第八話
数刻後――――――
「さっき……"最強の銃"の話をしていたでしょう。 私の意見を述べても?」
そこには、佇むメビウスと――――――
「興味ないな……チンピラ風情が」
「リボルバー」
腕と胸と脚を貫かれ、虫の息で窓際にもたれ、ダラダラと口から血を垂れ流す久世の姿。死体、飛び散る肉片、そして一面の血だまり。空の弾倉、砕けたガラス片。メビウス一人に、治安警察隊は壊滅していた。

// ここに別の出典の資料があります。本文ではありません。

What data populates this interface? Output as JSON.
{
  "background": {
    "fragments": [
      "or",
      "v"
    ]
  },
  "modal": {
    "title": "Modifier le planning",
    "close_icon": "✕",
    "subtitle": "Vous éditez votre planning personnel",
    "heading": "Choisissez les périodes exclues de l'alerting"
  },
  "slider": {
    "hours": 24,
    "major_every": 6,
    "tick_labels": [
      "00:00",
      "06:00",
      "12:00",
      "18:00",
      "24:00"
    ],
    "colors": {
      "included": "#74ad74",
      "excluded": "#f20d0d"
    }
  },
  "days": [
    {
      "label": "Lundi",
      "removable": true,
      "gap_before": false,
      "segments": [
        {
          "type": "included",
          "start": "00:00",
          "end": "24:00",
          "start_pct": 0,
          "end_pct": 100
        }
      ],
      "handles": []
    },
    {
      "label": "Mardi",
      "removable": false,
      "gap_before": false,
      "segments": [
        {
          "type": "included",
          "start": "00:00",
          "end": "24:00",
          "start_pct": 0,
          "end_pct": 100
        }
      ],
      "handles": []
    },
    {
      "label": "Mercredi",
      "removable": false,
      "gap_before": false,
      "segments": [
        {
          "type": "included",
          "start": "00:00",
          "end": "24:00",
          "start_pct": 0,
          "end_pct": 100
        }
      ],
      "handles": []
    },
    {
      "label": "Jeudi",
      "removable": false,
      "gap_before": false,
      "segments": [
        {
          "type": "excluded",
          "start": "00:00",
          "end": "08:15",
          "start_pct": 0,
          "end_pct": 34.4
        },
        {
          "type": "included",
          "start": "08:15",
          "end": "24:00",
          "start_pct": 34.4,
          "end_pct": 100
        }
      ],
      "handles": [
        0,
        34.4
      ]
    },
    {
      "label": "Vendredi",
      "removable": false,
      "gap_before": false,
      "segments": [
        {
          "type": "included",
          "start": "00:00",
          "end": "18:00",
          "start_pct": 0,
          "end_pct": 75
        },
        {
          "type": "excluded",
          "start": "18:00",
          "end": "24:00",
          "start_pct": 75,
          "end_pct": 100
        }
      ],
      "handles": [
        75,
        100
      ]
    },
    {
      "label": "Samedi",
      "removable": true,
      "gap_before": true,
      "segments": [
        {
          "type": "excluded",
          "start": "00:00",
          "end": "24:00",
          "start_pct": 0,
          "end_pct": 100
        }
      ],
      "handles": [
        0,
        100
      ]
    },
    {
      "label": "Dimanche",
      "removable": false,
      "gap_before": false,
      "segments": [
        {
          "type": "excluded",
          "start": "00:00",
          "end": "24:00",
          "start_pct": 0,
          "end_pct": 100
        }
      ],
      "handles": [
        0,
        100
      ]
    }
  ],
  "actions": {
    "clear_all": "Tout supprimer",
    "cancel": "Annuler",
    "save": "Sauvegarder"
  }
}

(そんな馬鹿な……隊長達が……あんな一瞬で……!!)
少し離れた場所で、ケイスケだけが無事な姿でバリケードに隠れ、ガタガタと震えている。
「単純な構造故に、小型化、大型化、多用途化―――何にでも化けるリボルバーこそ、最強だと思わない? 少なくともクソつまらないヨタ話の"グリップ"よりはねぇ……?」
「………傍受……されていたのか……」
銃撃戦のあらましはこうだ。
まず一人がバリケードから顔を上げた瞬間、メビウスに首を撃ち貫かれた。
コルトSAA――――メビウスが腰のホルスターから銃を引き抜き、轟音までわずか0.2秒。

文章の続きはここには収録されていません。